Deux questions principales sont au cœur des discussions européennes :
• si les prébiotiques et postbiotiques sont considérés comme des ingrédients cosmétiques comme les autres, qu’en est-il des probiotiques, qui sont des micro-organismes vivants ?
• peut-on considérer que les produits revendiquant une action sur le microbiome ont une fonction cosmétique, et entrent donc dans la catégorie des produits cosmétiques ?

L’utilisation de probiotiques

Première question : l’utilisation de bactéries vivantes est-elle autorisée en cosmétique ?
“Le Règlement Cosmétiques ne l’interdit pas explicitement”, a indiqué Sybille Millet. En revanche, s’il n’impose pas que les produits cosmétiques soient stériles, il exige qu’ils soient sûrs pour le consommateur.
Il faut donc distinguer les micro-organismes non désirés, dont la présence doit être limitée dans le produit, et les micro-organismes ajoutés intentionnellement, dont il faudra prouver la sécurité, ainsi que la maîtrise du contenu tout au long de la durée de vie du produit, pour prévenir l’apparition de germes non désirés, ce qui suppose un système de conservation bien adapté.
La stabilité du produit dans le temps devra aussi être maîtrisée.
Tout cela peut être délicat, mais “en pratique, aujourd’hui, les micro-organismes dormants sont utilisés préférentiellement aux probiotiques actifs”, a souligné Sybille Millet.
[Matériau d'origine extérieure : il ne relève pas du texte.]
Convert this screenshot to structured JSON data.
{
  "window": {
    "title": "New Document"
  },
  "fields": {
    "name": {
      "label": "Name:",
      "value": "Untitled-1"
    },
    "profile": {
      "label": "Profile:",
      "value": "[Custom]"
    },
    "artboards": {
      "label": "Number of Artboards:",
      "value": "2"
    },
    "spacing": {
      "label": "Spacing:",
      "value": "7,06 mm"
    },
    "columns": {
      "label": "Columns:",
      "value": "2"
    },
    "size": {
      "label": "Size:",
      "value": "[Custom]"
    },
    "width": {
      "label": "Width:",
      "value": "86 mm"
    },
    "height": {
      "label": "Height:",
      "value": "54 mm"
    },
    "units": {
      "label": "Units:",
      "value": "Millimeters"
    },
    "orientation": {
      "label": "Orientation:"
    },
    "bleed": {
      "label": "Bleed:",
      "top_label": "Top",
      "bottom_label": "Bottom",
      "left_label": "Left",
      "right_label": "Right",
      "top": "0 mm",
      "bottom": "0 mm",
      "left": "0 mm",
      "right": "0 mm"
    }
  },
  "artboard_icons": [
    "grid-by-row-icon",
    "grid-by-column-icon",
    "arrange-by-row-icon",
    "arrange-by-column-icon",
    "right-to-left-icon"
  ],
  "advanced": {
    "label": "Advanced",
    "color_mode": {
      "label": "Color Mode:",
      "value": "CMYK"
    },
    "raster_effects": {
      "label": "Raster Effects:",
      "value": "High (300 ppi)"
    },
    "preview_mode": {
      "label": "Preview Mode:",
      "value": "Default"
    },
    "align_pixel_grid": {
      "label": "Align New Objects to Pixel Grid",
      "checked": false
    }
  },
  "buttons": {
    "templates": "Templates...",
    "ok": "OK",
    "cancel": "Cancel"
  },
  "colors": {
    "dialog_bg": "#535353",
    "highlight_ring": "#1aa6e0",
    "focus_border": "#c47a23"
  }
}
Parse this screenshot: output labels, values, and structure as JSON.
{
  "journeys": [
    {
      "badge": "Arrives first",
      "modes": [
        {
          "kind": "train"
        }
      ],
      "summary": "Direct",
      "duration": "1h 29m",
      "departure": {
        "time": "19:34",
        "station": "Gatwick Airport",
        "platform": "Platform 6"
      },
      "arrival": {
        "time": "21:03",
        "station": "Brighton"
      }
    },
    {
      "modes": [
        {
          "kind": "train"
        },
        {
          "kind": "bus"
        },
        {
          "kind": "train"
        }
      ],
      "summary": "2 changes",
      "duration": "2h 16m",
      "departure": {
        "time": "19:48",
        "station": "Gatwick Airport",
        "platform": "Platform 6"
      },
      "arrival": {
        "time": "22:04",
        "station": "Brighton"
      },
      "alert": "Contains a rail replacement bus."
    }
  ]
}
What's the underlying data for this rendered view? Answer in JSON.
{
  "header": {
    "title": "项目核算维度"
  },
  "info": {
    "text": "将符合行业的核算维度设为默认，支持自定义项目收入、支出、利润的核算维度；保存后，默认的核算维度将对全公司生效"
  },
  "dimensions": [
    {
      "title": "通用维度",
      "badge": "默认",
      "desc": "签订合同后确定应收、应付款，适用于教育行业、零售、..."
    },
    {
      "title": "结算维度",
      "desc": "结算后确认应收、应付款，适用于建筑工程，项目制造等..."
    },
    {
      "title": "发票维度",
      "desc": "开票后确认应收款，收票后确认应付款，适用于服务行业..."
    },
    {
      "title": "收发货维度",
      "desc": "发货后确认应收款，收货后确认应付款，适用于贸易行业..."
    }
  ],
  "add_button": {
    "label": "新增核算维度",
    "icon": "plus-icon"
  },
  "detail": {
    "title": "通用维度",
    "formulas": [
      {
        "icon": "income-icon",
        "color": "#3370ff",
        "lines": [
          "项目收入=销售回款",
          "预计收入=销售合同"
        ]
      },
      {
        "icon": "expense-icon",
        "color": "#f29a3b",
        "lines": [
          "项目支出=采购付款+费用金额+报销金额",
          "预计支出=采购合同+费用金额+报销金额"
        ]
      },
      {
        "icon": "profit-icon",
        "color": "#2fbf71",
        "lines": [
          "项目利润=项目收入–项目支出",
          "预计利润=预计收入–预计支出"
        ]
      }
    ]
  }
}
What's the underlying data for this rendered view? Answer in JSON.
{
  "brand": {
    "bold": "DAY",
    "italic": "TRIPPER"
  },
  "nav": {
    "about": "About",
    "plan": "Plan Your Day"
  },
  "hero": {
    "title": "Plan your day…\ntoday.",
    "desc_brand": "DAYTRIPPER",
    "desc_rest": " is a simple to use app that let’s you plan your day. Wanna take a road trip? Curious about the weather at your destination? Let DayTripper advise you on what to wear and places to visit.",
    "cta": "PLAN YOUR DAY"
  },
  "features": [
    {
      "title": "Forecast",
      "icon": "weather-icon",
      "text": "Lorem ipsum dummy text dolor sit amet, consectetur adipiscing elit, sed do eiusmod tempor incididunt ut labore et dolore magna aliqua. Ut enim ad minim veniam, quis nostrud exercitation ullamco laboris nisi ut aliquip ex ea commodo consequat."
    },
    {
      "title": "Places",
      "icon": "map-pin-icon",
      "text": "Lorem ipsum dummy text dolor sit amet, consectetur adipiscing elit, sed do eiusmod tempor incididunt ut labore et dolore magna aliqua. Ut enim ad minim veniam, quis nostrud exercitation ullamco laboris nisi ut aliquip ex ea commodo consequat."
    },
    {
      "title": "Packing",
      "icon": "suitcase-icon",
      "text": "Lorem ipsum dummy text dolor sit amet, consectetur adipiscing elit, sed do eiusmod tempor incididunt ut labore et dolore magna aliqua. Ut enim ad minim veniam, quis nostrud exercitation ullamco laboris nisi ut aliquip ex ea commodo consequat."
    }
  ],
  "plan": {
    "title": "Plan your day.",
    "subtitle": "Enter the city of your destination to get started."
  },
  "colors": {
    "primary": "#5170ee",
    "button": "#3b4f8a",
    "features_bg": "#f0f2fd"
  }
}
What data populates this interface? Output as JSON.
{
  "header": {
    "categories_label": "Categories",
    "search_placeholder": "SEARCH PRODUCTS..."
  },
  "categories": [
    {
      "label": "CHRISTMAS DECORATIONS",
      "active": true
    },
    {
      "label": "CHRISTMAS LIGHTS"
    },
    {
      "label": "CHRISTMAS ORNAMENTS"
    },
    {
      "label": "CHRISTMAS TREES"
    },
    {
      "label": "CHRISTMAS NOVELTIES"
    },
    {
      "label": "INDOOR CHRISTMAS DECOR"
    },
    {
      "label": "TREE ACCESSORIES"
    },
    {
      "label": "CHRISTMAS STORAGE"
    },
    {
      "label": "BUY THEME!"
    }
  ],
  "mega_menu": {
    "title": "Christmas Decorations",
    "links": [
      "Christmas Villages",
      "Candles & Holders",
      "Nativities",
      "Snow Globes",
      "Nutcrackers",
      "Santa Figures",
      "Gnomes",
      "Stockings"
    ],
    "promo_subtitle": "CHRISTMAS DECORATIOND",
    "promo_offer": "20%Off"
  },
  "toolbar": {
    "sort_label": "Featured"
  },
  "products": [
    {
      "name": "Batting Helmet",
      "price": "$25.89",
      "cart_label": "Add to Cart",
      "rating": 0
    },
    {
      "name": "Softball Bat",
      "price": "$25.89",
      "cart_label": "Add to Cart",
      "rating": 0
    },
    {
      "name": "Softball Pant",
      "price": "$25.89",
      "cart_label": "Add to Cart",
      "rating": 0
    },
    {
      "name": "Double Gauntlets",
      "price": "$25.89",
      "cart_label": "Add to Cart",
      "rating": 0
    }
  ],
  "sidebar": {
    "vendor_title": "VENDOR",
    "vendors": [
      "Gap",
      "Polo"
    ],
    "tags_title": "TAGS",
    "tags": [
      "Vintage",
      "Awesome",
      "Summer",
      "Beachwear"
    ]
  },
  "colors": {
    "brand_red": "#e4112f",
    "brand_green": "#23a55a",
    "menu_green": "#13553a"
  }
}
Deuxième question : sachant qu’un produit cosmétique est défini comme une substance ou un mélange par le Règlement 1223/2009, peut-on considérer qu’un micro-organisme vivant est une substance ou un mélange ?
“Cela peut paraître un sujet très basique”, a commenté Sybille Millet, “mais aujourd’hui, il faut convaincre les États membres et la Commission de cette possibilité”.
Il y a plusieurs arguments allant dans ce sens :
• un probiotique est utilisé, comme tous les autres ingrédients cosmétiques, dans une formule dans un but cosmétique ;
• son utilisation n’est pas incompatible en cosmétique ;
• les conditions de maîtrise de la stabilité et de la sécurité du produit devraient rendre son utilisation possible.

L’action sur le microbiome

Retour à la définition d’un produit cosmétique, qui indique les fonctions qu’il doit remplir : nettoyer, parfumer, modifier l’aspect, protéger, maintenir en bon état les parties superficielles du corps humain, ou corriger les odeurs corporelles.
D’où la question : l’action sur le microbiome est-elle une fonction cosmétique ?

Là encore, Sybille Millet a présenté les arguments en faveur d’une réponse positive :
• le microbiome est une partie de la peau, en superficie du corps humain,
• agir sur le microbiome a pour but d’obtenir un bénéfice cosmétique, et la fonction finale est bien cosmétique,
• certains produits cosmétiques, répondant bien à la définition d’un cosmétique, comme les déodorants, ont déjà ce mode d’action.

Les prochaines étapes

C’est sur ces bases que les discussions continuent dans le groupe de travail de la Commission européenne. L’enjeu pour l’industrie est des faire valider l’utilisation de ces ingrédients et produits, de manière à assurer leur conformité reconnue.
Un consensus est espéré pour 2024 ou 2025, et devrait être officialisé par le biais de la publication d’un guide ou de lignes directrices.